On Sunday, The New York Times claimed that President Joe Biden’s government was considering tough new actions over the SolarWinds scandal, which came to light last year. American state networks were penetrated by hackers as part of that breach, which the US blames on Russia.
Despite official denials from the Kremlin, the White House is reportedly planning a fiery response. “The first major move is expected over the next three weeks,” officials told the Times, “with a series of clandestine actions across Russian networks that are intended to be evident to President Vladimir Putin and his intelligence services and military but not to the wider world.”
On Tuesday, Putin’s spokesman, Dmitry Peskov, said that “the fact that the newspaper doesn’t rule out that the American state could be involved in cybercrime, is definitely of great concern to us.”

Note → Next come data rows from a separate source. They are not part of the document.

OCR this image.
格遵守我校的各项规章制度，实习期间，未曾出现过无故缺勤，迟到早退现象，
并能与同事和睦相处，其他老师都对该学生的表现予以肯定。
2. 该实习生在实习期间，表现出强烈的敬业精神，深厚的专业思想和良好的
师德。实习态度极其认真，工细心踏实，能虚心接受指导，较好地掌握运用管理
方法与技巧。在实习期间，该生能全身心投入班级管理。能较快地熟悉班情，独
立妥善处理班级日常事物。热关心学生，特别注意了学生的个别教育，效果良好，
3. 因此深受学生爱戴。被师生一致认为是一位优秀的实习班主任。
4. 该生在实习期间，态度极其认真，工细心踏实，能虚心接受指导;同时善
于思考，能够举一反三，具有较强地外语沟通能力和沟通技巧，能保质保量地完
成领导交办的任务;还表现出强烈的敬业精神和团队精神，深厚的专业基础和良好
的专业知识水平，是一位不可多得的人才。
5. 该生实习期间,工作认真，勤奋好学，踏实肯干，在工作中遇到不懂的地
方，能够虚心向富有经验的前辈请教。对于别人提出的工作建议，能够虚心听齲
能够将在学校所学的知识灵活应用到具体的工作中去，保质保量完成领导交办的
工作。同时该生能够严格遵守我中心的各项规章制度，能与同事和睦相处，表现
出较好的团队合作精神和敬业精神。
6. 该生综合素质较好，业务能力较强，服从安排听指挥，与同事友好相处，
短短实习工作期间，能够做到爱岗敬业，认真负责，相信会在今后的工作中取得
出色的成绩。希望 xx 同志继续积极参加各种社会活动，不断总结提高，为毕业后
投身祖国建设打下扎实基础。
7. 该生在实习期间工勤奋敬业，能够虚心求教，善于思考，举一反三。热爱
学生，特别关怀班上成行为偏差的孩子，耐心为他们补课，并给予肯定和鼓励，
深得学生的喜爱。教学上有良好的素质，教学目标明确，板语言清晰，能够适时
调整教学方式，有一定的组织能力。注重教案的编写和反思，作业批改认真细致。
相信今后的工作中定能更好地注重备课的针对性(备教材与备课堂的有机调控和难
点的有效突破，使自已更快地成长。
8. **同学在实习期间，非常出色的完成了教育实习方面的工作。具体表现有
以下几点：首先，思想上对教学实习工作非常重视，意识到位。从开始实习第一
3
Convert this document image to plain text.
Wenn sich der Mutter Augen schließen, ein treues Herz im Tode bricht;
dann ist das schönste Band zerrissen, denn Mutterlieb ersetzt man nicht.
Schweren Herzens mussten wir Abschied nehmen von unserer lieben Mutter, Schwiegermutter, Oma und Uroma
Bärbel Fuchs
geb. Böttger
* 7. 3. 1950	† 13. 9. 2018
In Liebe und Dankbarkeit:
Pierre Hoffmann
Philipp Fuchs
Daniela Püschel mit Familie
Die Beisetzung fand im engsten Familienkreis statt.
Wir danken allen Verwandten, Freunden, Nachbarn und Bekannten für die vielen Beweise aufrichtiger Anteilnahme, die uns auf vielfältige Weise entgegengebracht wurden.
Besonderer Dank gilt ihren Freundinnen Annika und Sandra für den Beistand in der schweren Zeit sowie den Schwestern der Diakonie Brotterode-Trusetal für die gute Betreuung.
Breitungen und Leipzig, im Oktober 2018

Peskov added that “the Russian state has never had anything to do with the cybercrimes and cyberterrorism it is being accused of.”
On Wednesday, a number of commenters and journalists speculated that US hackers had begun a campaign against the country, after a series of official websites were taken offline. The homepages of the Kremlin, the national parliament and the country’s media regulator were all hit by the outage.
However, Rostelecom, the agency responsible for maintaining internet access in the country, said that the problem was actually down to a technical error. “There was a malfunction of equipment,” it announced. “The problem is localized.” The sites appeared to function normally shortly afterwards.
Earlier on Wednesday, Russia’s media regulator announced it had begun slowing down the speed of US social media giant Twitter for users in the country. Roskomnadzor announced that this was because the company “does not remove content that incites minors to commit suicide, contains child pornography or information about the use of drugs.”